Please post the output of
yum repolist enabled
Here is the output of ‘yum repolist enabled’
(base) [root@SRHS /]# yum repolist enabled
Loaded plugins: langpacks, product-id, rhnplugin, search-disabled-repos, subscription-manager
This system is receiving updates from RHN Classic or Red Hat Satellite.
repo id repo name status
cuda-10-1-local-10.1.168-418.67 cuda-10-1-local-10.1.168-418.67 79
epel/x86_64 Extra Packages for Enterprise Linux 7 - x86_64 13,343
nux-dextop/x86_64 Nux.Ro RPMs for general desktop use 2,710
nvidia-diag-driver-local-418.67 nvidia-diag-driver-local-418.67 26
rhel-x86_64-server-7 Red Hat Enterprise Linux Server (v. 7 for 64-bit x86_64) 26,158
rpmfusion-free-updates/x86_64 RPM Fusion for EL 7 - Free - Updates 247
rpmfusion-nonfree-updates/x86_64 RPM Fusion for EL 7 - Nonfree - Updates 75
repolist: 42,638
(base) [root@SRHS /]#
Thanks. I tried the command and here is the output.

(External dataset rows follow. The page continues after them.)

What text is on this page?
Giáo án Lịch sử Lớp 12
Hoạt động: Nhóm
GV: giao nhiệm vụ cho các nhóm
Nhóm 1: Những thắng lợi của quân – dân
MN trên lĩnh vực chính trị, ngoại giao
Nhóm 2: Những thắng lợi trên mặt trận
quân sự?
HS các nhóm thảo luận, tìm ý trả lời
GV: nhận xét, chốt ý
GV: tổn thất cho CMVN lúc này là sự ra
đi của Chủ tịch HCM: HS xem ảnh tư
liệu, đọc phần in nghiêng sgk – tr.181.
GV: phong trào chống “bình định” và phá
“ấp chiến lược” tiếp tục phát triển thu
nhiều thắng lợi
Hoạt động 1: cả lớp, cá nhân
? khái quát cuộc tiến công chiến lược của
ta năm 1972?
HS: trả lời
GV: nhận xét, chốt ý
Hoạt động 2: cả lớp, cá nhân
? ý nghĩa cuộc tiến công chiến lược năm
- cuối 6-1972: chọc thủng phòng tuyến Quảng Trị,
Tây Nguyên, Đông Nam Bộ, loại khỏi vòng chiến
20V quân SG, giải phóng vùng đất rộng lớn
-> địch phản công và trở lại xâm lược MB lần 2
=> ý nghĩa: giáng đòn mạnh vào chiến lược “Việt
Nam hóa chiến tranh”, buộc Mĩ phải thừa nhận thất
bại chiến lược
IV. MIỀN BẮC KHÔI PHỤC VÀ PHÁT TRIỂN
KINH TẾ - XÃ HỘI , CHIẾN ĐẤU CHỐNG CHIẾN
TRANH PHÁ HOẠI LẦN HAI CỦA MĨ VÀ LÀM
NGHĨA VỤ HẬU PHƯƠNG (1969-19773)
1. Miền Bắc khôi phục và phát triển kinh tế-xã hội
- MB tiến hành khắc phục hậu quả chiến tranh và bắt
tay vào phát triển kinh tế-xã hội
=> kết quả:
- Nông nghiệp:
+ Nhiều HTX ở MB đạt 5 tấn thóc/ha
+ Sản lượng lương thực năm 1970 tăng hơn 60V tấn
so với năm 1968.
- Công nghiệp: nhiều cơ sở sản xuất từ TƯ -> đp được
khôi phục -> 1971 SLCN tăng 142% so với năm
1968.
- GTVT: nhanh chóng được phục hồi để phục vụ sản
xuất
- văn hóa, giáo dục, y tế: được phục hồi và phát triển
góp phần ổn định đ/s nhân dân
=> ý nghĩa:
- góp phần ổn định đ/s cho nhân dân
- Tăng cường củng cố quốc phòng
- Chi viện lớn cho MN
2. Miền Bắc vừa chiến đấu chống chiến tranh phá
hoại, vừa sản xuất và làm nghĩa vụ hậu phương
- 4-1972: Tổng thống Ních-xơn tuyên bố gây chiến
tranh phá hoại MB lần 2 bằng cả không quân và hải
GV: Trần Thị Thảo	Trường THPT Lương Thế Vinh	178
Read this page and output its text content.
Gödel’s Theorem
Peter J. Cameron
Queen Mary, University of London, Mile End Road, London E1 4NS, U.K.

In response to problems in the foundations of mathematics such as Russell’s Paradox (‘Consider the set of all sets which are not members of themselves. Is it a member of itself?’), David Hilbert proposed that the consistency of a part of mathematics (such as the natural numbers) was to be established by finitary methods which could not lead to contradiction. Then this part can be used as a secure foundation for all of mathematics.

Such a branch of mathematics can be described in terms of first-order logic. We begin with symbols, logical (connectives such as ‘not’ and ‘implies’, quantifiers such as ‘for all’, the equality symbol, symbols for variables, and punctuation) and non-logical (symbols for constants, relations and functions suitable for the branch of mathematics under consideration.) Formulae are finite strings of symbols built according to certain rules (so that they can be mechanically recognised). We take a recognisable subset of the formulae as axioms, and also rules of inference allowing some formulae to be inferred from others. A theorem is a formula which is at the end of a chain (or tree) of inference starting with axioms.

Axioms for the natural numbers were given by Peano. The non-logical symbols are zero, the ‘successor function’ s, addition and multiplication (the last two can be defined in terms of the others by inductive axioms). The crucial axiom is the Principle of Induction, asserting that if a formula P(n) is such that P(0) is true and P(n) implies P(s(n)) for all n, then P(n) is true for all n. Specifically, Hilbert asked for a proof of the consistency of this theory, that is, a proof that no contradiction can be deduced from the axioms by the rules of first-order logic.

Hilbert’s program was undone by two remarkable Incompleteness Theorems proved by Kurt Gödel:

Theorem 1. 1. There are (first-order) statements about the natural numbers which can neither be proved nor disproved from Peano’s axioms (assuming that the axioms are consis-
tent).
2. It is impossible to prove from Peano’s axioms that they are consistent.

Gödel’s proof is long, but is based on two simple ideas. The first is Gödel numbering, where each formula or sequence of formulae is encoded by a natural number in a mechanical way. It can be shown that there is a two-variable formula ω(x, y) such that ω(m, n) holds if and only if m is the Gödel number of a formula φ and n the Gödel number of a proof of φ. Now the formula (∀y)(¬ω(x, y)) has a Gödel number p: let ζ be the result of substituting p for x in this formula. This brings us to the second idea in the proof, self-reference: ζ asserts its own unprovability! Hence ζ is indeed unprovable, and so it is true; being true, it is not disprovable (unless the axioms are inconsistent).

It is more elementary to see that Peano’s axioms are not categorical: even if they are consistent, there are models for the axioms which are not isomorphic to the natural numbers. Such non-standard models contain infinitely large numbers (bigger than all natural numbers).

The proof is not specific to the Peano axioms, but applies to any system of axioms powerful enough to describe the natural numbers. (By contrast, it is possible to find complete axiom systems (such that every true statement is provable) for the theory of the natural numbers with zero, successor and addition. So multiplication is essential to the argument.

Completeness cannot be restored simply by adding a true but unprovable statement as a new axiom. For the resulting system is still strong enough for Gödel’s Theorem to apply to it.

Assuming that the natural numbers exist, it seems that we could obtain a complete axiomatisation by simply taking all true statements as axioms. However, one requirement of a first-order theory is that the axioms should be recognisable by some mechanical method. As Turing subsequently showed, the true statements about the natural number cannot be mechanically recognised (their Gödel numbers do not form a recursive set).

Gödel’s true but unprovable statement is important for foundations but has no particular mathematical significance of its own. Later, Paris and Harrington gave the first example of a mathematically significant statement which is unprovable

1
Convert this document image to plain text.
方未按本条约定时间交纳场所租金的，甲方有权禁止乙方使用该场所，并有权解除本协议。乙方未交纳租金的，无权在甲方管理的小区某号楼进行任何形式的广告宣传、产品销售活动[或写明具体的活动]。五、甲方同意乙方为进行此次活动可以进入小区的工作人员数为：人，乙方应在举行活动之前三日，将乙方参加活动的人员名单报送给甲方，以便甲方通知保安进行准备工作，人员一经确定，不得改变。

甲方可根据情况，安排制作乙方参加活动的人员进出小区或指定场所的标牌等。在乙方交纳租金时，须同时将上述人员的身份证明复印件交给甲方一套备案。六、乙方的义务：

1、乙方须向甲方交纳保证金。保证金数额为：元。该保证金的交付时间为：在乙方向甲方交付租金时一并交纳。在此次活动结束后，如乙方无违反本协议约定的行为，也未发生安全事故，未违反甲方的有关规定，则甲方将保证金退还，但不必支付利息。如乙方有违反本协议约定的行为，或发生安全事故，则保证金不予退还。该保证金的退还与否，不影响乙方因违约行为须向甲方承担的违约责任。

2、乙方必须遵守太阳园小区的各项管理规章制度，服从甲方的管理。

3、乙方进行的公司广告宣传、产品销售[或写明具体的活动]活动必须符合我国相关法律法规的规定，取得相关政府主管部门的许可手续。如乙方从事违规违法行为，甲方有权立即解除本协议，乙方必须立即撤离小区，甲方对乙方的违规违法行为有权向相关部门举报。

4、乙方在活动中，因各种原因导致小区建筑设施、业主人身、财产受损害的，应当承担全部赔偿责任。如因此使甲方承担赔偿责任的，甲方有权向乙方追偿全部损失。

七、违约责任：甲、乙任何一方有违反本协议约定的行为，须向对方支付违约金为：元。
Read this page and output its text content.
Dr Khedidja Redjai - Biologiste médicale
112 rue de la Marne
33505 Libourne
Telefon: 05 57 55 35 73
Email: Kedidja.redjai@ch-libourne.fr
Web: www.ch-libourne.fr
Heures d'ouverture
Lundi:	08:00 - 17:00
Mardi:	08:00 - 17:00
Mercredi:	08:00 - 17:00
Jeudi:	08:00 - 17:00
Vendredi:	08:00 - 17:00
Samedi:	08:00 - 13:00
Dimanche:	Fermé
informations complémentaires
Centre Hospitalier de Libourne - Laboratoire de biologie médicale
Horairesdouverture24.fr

—> Package nvidia-modprobe.x86_64 3:430.40-1.el7 will be installed
—> Package nvidia-persistenced.x86_64 3:430.40-1.el7 will be installed
—> Package nvidia-settings.x86_64 3:430.40-1.el7 will be installed
—> Package nvidia-xconfig.x86_64 3:430.40-1.el7 will be installed
—> Package xorg-x11-drv-nvidia-cuda.x86_64 3:430.40-1.el7 will be installed
→ Processing Dependency: opencl-filesystem for package: 3:xorg-x11-drv-nvidia-cuda-430.40-1.el7.x86_64
→ Processing Dependency: ocl-icd(x86-64) for package: 3:xorg-x11-drv-nvidia-cuda-430.40-1.el7.x86_64
—> Package xorg-x11-drv-nvidia-cuda-libs.x86_64 3:430.40-1.el7 will be installed
—> Package xorg-x11-drv-nvidia-kmodsrc.x86_64 3:430.40-1.el7 will be installed
—> Package xorg-x11-drv-nvidia-libs.x86_64 3:430.40-1.el7 will be installed
→ Processing Dependency: egl-wayland >= 1.0.0 for package: 3:xorg-x11-drv-nvidia-libs-430.40-1.el7.x86_64
→ Finished Dependency Resolution
Error: Package: 3:xorg-x11-drv-nvidia-libs-430.40-1.el7.x86_64 (rpmfusion-nonfree-updates)
Requires: egl-wayland >= 1.0.0
Error: Package: 3:xorg-x11-drv-nvidia-cuda-430.40-1.el7.x86_64 (rpmfusion-nonfree-updates)
Requires: ocl-icd(x86-64)
Error: Package: 3:xorg-x11-drv-nvidia-cuda-430.40-1.el7.x86_64 (rpmfusion-nonfree-updates)
Requires: opencl-filesystem
You could try using --skip-broken to work around the problem
You could try running: rpm -Va --nofiles --nodigest
Yes this seems like someone tried to install cuda 10 which is a metapackage consisting of cuda-toolkit and the nvidia driver. I guess you should remove all cuda/nvidia packages/repos using
[url]Installation Guide Linux :: CUDA Toolkit Documentation
Afterwards, reinstall the driver from the rpmfusion repo, then download the cuda 10.1 rpm and add the repo to your system (first three instructions steps on download page) and then don’t install the nvidia driver and “cuda” but only “cuda-toolkit-10-1”.
This should give you a clean, updatable sytem.
I uninstalled all the nvidia and CUDA drivers by following the instructions in the document. I looked up rpmfusion repo at this link Howto/NVIDIA - RPM Fusion
Are these the command I need to run to install NVidia drivers and then the CUDA 10.1 toolkit? Just want to verify before I proceed.
On another note… After uninstalling the drivers, yum update was able to download all the packages fine. Should I just update the server first before installing the nvidia driver and cuda 10.1 toolkit?